Department of Oral and Maxillofacial Surgery, Martin-Luther-University Halle-Wittenberg, Germany.
J Craniomaxillofac Surg. 2010 Dec;38(8):601-4. doi: 10.1016/j.jcms.2010.01.008. Epub 2010 Mar 12.
A case of cervical lymph node infiltration by a benign cellular blue nevus (CBN) and a 27-year disease history is presented. Dermal dendritic melanocytes and pigmented spindle cells presented no histological evidence of malignancy (CD34-, desmin-, PanCy-, HMB-45+, anti-S-100+, Bcl-2+, MART-1+, focally expression of melan A, 1% Ki-67+ of the tumour cell nucleoli). The differentiation of the benign blue nevus (BN) from a malignant blue nevus (MBN) and a malignant melanoma (MM) is still a challenge. Because of the malignant transformation potential of 5.2-6.3% a histological examination and a conservative surgical approach with close follow up are mandatory.

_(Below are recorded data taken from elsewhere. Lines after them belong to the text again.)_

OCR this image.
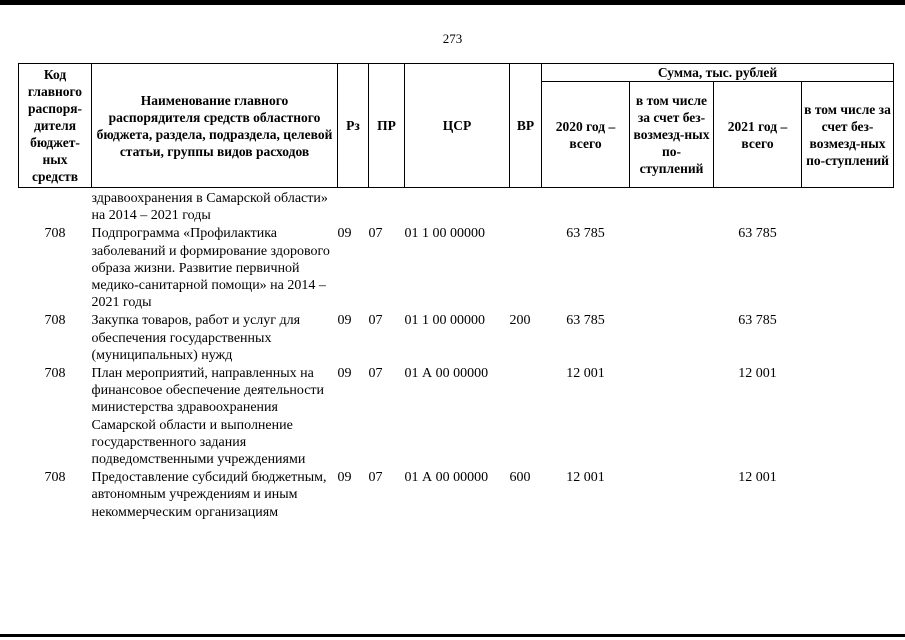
273
Код главного распоря-дителя бюджет-ных средств	Наименование главного распорядителя средств областного бюджета, раздела, подраздела, целевой статьи, группы видов расходов	Рз	ПР	ЦСР	ВР	Сумма, тыс. рублей			
						2020 год – всего	в том числе за счет без-возмезд-ных по-ступлений	2021 год – всего	в том числе за счет без-возмезд-ных по-ступлений
	здравоохранения в Самарской области» на 2014 – 2021 годы								
708	Подпрограмма «Профилактика заболеваний и формирование здорового образа жизни. Развитие первичной медико-санитарной помощи» на 2014 – 2021 годы	09	07	01 1 00 00000		63 785		63 785	
708	Закупка товаров, работ и услуг для обеспечения государственных (муниципальных) нужд	09	07	01 1 00 00000	200	63 785		63 785	
708	План мероприятий, направленных на финансовое обеспечение деятельности министерства здравоохранения Самарской области и выполнение государственного задания подведомственными учреждениями	09	07	01 А 00 00000		12 001		12 001	
708	Предоставление субсидий бюджетным, автономным учреждениям и иным некоммерческим организациям	09	07	01 А 00 00000	600	12 001		12 001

本文报告了 1 例 27 年病史的良性细胞性蓝色痣(CBN)颈淋巴结浸润病例。真皮树突状黑素细胞和色素性梭形细胞无组织学恶性证据(CD34-、结蛋白-、PanCy-、HMB-45+、抗 S-100+、Bcl-2+、MART-1+,黑色素 A 局灶性表达,肿瘤细胞核仁 Ki-67+ 阳性率为 1%)。良性蓝色痣(BN)与恶性蓝色痣(MBN)和恶性黑色素瘤(MM)的鉴别仍然具有挑战性。由于存在 5.2-6.3%的恶性转化潜能,因此必须进行组织学检查和保守的手术治疗,并密切随访。